(2) Fri Jun 04 2021 20:13 May Film Roundup:
- The Mitchells vs The Machines (2021): Fun family animated comedy, good gags and character comedy, not much else to say. I really enjoyed the (rot13 spoilers) Sheol nowhere.
- The Fast and the Furious (2001): "Welcome to Race Wars; sorry about the name." This was all right, but it was basically the same as Point Break, only the stunts were less cool. Pretty sure they even reused one of the locations from Point Break. So they knew what they were doing. Vin Diesel's antihero is very likeable, really carries the film. And, I'm assuming, the whole series.
- 2 Fast 2 Furious (2003): Okay, I guess we're doing this. This one was awful. Paul Walker's character is so boring, and this movie lacks even the excitement created by the act-two discovery that he's an undercover cop. The torture scene is the kind of thing other movies have to cut to get their PG-13. Antibonus: no Vin Diesel at all.
- The Fast and the Furious: Tokyo Drift (2006): The first film in the series that I would say is "good". The cinematography is solid, the plot is all right, the race scenes are legible, and drifting is a totally different thing you can do with a car, so it's not just people driving real fast. Even the title is a reference to a classic Japanese film.
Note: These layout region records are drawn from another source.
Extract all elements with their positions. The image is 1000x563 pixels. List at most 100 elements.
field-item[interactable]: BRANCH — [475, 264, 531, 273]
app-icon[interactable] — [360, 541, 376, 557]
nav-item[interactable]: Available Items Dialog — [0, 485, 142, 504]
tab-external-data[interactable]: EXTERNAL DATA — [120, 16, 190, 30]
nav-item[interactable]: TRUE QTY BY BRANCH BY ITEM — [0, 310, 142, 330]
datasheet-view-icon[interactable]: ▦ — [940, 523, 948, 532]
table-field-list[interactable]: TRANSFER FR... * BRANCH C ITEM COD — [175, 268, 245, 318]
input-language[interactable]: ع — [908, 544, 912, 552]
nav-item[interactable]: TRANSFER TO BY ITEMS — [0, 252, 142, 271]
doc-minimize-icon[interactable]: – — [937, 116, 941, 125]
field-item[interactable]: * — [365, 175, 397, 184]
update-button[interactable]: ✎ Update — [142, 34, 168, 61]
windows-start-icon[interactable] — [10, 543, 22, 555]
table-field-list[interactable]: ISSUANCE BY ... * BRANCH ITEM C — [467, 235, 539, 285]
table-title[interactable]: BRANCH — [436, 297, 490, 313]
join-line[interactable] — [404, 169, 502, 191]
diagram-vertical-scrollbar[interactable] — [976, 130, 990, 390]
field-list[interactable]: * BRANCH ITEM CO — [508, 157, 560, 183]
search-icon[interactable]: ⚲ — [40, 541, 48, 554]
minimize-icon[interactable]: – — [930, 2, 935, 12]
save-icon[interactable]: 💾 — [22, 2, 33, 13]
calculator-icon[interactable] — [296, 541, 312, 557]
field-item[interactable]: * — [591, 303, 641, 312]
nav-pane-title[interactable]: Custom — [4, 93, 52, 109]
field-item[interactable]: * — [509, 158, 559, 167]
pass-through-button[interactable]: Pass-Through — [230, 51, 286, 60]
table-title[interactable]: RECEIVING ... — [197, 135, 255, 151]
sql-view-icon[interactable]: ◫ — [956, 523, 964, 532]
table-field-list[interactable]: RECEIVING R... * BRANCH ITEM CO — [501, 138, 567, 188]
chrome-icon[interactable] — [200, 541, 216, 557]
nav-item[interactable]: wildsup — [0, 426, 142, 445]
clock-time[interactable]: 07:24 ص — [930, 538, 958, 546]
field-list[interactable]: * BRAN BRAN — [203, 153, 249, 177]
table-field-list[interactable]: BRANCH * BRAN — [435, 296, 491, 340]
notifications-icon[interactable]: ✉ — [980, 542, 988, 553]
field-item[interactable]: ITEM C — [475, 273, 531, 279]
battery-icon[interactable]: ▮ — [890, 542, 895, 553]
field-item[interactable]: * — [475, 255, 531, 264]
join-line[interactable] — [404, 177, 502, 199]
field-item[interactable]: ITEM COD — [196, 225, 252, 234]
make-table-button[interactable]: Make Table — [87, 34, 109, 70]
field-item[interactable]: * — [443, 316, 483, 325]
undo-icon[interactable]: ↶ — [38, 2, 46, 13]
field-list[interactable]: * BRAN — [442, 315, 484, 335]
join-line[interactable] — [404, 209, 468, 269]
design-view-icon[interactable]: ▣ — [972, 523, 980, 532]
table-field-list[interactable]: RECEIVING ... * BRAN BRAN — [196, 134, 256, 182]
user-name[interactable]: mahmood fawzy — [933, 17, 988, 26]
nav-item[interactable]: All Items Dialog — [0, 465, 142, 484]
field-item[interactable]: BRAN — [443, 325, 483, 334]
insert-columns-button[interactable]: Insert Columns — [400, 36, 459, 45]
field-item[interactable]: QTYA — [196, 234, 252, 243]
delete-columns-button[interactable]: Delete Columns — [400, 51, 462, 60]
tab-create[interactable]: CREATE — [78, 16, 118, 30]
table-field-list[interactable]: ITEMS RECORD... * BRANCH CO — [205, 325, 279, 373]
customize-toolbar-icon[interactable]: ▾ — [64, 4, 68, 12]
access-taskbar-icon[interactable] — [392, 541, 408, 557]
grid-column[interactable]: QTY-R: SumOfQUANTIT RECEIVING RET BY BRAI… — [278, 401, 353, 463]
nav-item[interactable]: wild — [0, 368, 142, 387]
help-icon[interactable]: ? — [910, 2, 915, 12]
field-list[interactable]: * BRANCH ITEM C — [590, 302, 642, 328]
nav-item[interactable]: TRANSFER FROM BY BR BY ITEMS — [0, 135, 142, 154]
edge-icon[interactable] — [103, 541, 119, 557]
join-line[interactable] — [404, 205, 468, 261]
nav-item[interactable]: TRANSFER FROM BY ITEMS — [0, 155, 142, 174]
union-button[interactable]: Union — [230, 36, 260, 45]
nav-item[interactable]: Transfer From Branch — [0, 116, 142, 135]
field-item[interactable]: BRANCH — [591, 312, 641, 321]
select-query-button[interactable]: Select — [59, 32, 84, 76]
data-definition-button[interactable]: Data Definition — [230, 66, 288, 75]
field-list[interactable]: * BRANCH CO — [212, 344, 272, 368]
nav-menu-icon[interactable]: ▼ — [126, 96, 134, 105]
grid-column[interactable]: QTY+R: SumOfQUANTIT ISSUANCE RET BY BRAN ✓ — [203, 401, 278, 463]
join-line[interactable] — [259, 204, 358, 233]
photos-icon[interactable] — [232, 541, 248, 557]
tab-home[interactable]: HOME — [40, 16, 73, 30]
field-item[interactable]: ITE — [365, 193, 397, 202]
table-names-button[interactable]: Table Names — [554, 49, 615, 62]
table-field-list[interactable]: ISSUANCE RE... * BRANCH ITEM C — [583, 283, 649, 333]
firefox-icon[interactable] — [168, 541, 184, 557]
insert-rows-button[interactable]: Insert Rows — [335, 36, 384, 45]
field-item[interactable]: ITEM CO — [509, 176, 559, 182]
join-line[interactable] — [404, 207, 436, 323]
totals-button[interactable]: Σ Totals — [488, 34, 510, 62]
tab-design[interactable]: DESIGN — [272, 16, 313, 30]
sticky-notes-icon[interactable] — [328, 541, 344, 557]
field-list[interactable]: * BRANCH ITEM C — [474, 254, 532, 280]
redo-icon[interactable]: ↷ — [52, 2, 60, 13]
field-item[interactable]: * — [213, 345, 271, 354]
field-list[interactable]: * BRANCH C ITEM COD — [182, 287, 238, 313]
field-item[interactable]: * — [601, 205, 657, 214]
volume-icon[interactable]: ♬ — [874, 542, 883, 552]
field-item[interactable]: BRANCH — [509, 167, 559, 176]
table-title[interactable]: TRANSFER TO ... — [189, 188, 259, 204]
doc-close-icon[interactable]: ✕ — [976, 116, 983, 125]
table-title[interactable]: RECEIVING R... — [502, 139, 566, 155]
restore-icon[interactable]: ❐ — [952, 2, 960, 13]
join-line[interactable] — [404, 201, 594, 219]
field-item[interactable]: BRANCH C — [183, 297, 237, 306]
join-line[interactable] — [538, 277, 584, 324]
Sumana's a big fan of Better Luck Tomorrow (2002) and was super excited to learn that Han Lue in this film is the same Han Lue from Better Luck Tomorrow.
Wikipedia says "The series transitioned towards heists and spying with Fast & Furious (2009)." So I guess we've passed through the crucible and the good stuff is coming up next. I thought it would all be heists and spying, and this whole time I've been squinting at the movies and thinking "I guess ambushing and robbing a semi truck is a kind of heist..."
According to IMDB trivia, this 2006 film takes place in 2013! That's quite a jump for something that's not mentioned in-universe, but it does give Han Lue plenty of time to transition from whatever shady stuff he was doing in Better Luck Tomorrow (I haven't seen it). Also makes it a bit more plausible that people standing on a mountain are able to wirelessly transmit streaming video to each others' flip phones... maybe through an ad hoc peer-to-peer network?
BTW, what was the first American film to show an emoji onscreen? Good luck answering that question with our primitive search engine technology! It probably wasn't this film. IMDB keyword search shows nothing earlier than 2014, but c'mon.